Find your data’s perfect match

by | Jun 28, 2018 | Data catalogs

“Oh, that’s not how your team tracks it?”

Warning: This scenario may hit a bit too close to home for those of you who are knee-deep in data work.

Ever pulled up multiple files supposedly containing the same fields only to discover they were actually quite different–and therefore not queryable in their current state? (You have no idea how many seemingly “standardized” ways there are to write out county names, for example. Or maybe you do.)

Then there are all the times you’ve wished for the ability to aggregate your county data by state or region, but either those variables don’t exist in your table or you’re not sure how to write that query. And doesn’t this always seem to happen with a looming deadline and the assumption that it should be a quick and easy task for you to complete?

Intentionally or not, people leave their mark on the data they work with. They interpret it through their familiar lens, one that helps them understand and use data. From data scientists to non-technical subject matter experts, everyone has an idea of how things could be done.
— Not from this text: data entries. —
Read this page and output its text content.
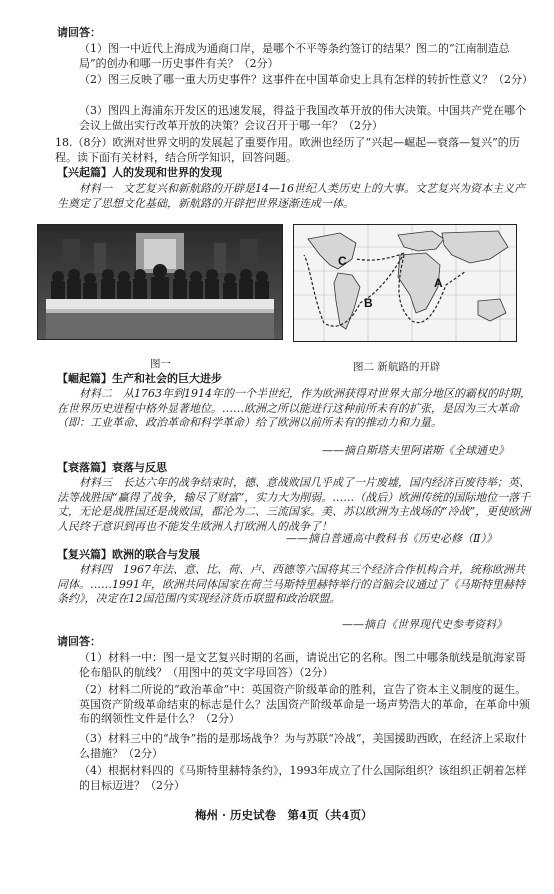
请回答：
（1）图一中近代上海成为通商口岸，是哪个不平等条约签订的结果？图二的“江南制造总局”的创办和哪一历史事件有关？（2分）
（2）图三反映了哪一重大历史事件？这事件在中国革命史上具有怎样的转折性意义？（2分）
（3）图四上海浦东开发区的迅速发展，得益于我国改革开放的伟大决策。中国共产党在哪个会议上做出实行改革开放的决策？会议召开于哪一年？（2分）
18.（8分）欧洲对世界文明的发展起了重要作用。欧洲也经历了“兴起—崛起—衰落—复兴”的历程。读下面有关材料，结合所学知识，回答问题。
【兴起篇】人的发现和世界的发现
材料一　文艺复兴和新航路的开辟是14—16世纪人类历史上的大事。文艺复兴为资本主义产生奠定了思想文化基础，新航路的开辟把世界逐渐连成一体。
C
A
B
图一	图二 新航路的开辟
【崛起篇】生产和社会的巨大进步
材料二　从1763年到1914年的一个半世纪，作为欧洲获得对世界大部分地区的霸权的时期，在世界历史进程中格外显著地位。……欧洲之所以能进行这种前所未有的扩张，是因为三大革命（即：工业革命、政治革命和科学革命）给了欧洲以前所未有的推动力和力量。
——摘自斯塔夫里阿诺斯《全球通史》
【衰落篇】衰落与反思
材料三　长达六年的战争结束时，德、意战败国几乎成了一片废墟，国内经济百废待举；英、法等战胜国“赢得了战争，输尽了财富”，实力大为削弱。……（战后）欧洲传统的国际地位一落千丈，无论是战胜国还是战败国，都沦为二、三流国家。美、苏以欧洲为主战场的“冷战”，更使欧洲人民终于意识到再也不能发生欧洲人打欧洲人的战争了！
——摘自普通高中教科书《历史必修（Ⅱ）》
【复兴篇】欧洲的联合与发展
材料四　1967年法、意、比、荷、卢、西德等六国将其三个经济合作机构合并，统称欧洲共同体。……1991年，欧洲共同体国家在荷兰马斯特里赫特举行的首脑会议通过了《马斯特里赫特条约》，决定在12国范围内实现经济货币联盟和政治联盟。
——摘自《世界现代史参考资料》
请回答：
（1）材料一中：图一是文艺复兴时期的名画，请说出它的名称。图二中哪条航线是航海家哥伦布船队的航线？（用图中的英文字母回答）（2分）
（2）材料二所说的“政治革命”中：英国资产阶级革命的胜利，宣告了资本主义制度的诞生。英国资产阶级革命结束的标志是什么？法国资产阶级革命是一场声势浩大的革命，在革命中颁布的纲领性文件是什么？（2分）
（3）材料三中的“战争”指的是那场战争？为与苏联“冷战”，美国援助西欧，在经济上采取什么措施？（2分）
（4）根据材料四的《马斯特里赫特条约》，1993年成立了什么国际组织？该组织正朝着怎样的目标迈进？（2分）
梅州 · 历史试卷　第4页（共4页）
And without a clear, unified idea of what is “right,” each team in your business will create their own version of the data.

For data, different isn’t always good

Even though each team’s version of the data might all deal with more or less the same thing, you’ll have a tough time finding it, cleaning it, and using it because of those ever-so-slight differences in the way it’s managed. Our customers report that it’s unbelievably common. Any of these feel familiar?
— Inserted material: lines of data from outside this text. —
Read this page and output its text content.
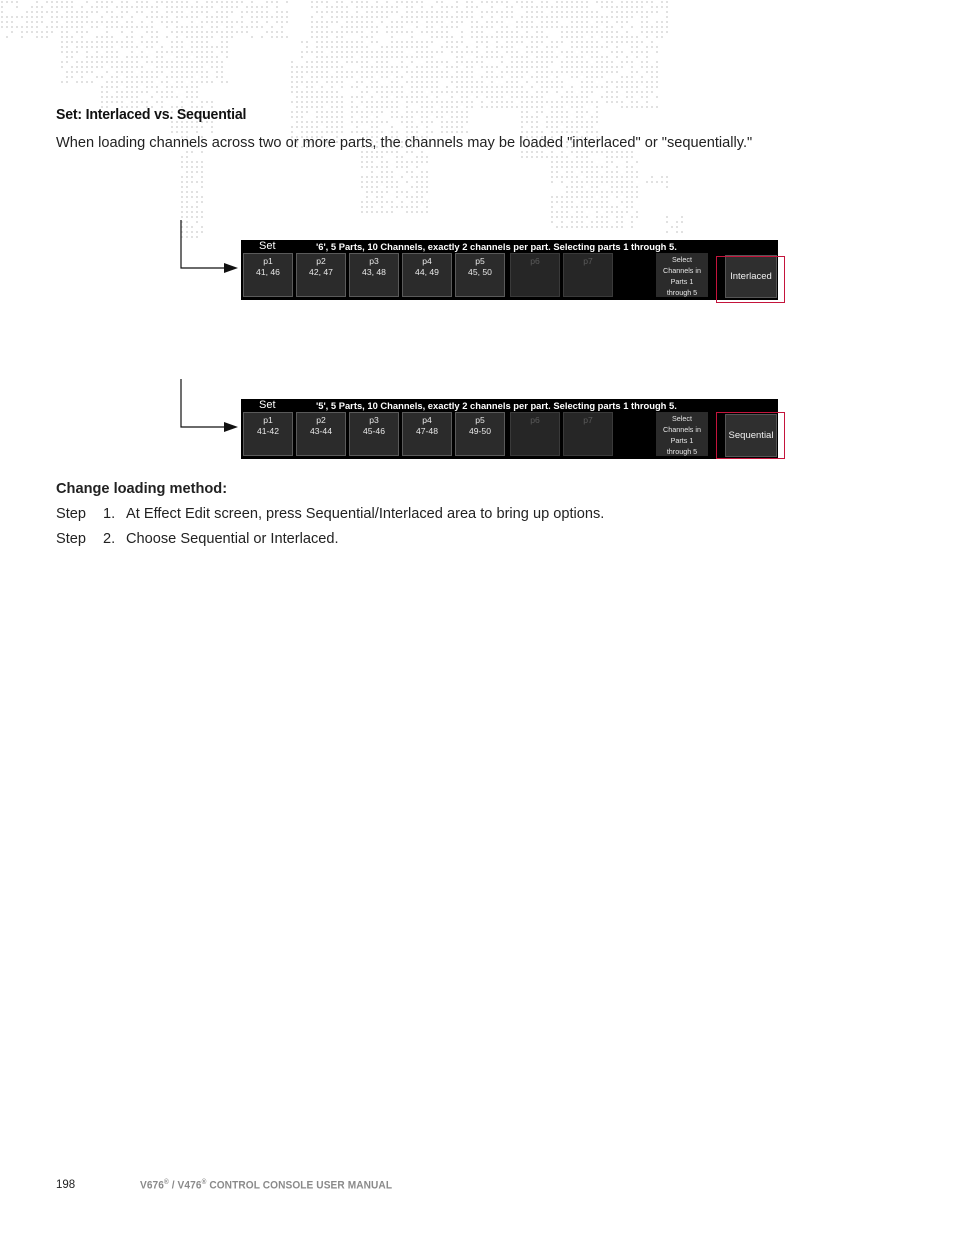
Set: Interlaced vs. Sequential

When loading channels across two or more parts, the channels may be loaded "interlaced" or "sequentially."

Set	'6', 5 Parts, 10 Channels, exactly 2 channels per part. Selecting parts 1 through 5.
p1
41, 46
p2
42, 47
p3
43, 48
p4
44, 49
p5
45, 50
p6	p7	Select
Channels in
Parts 1
through 5
Interlaced
Set	'5', 5 Parts, 10 Channels, exactly 2 channels per part. Selecting parts 1 through 5.
p1
41-42
p2
43-44
p3
45-46
p4
47-48
p5
49-50
p6	p7	Select
Channels in
Parts 1
through 5
Sequential
Change loading method:
Step 1. At Effect Edit screen, press Sequential/Interlaced area to bring up options.
Step 2. Choose Sequential or Interlaced.
198	V676® / V476® CONTROL CONSOLE USER MANUAL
  • 5 separate Salesforce contacts for the same person because forms were filled out just slightly differently each time
  • Misrepresenting geographical distribution of last quarter’s business transactions because the zeros were accidentally, automatically dropped from your ZIP code column
  • Hours spent decoding and re-aligning colloquial, shorthand, or out-of-date versions of your product catalogue when working with multiple suppliers and distributors… or even just a decently sized Sales team

Introducing automated data matching

That’s where can help. This month, we’re excited to launch the ability to automatically match and enhance your data in your data catalog. (You can try it out for free on our platform, too.)

  • Match will automatically identify when your data contains a matchable column, and offer to pull in a clean, dependable version of your column based on standard classifications.
Match columns to standardize the way your team documents key data
  • Enhance
    We’ll also suggest related columns that make aggregating, slicing and dicing as easy as clicking a button.
Discover and add related columns for more comprehensive analysis
  • Understand
    Once you’ve matched and added related columns, learn more about your data by clicking on values in a blue bubble. automatically adds context and links you to even more information about each subject.
Explore and understand fresh, reliable data with confidence

In seconds, your data becomes cleaner, more discoverable, and more powerful. Hard to beat that.

Linked Data just became your secret superpower

Our data matching is powered by Linked Data, which helps businesses capitalize on the relationships within their data. Despite the rising popularity of data-driven technologies, some studies report that less than 10% of data is used effectively by organizations. With Linked Data, your business can get more value out of the data you already have.


Make it easier for everyone to find and use the data they need

Let your cloud data catalog take care of the time-consuming janitorial work of hunting down, scrubbing, and joining in common data columns. You don’t have to be a data expert to match and enhance the data you share with analysts so questions get answered faster.

Align all of your data with industry standards

Enforce clean, consistent data relationships across every file, every team. If your marketing team documents prospects by state abbreviations (like TX) and your finance team uses full state names (like Texas), you should be able to quickly identify those as the same thing and query across the data to better understand the full scope of your business. As a result, your data becomes infinitely easier to work with, and you spend less time on tedious prep.

Take your analysis to the next level

Explore your data with entirely new dimensions. You can read exactly how powerful this can be (and understand how we’ve been building toward this functionality from the start). But for a quick example, let’s say you start with a column of ZIPs in your original file… and go on to explore trends and relationships by city, county, state, and beyond. Who knows? You might be the one to uncover the key insight that makes your team smarter, faster, and better able to serve your customers.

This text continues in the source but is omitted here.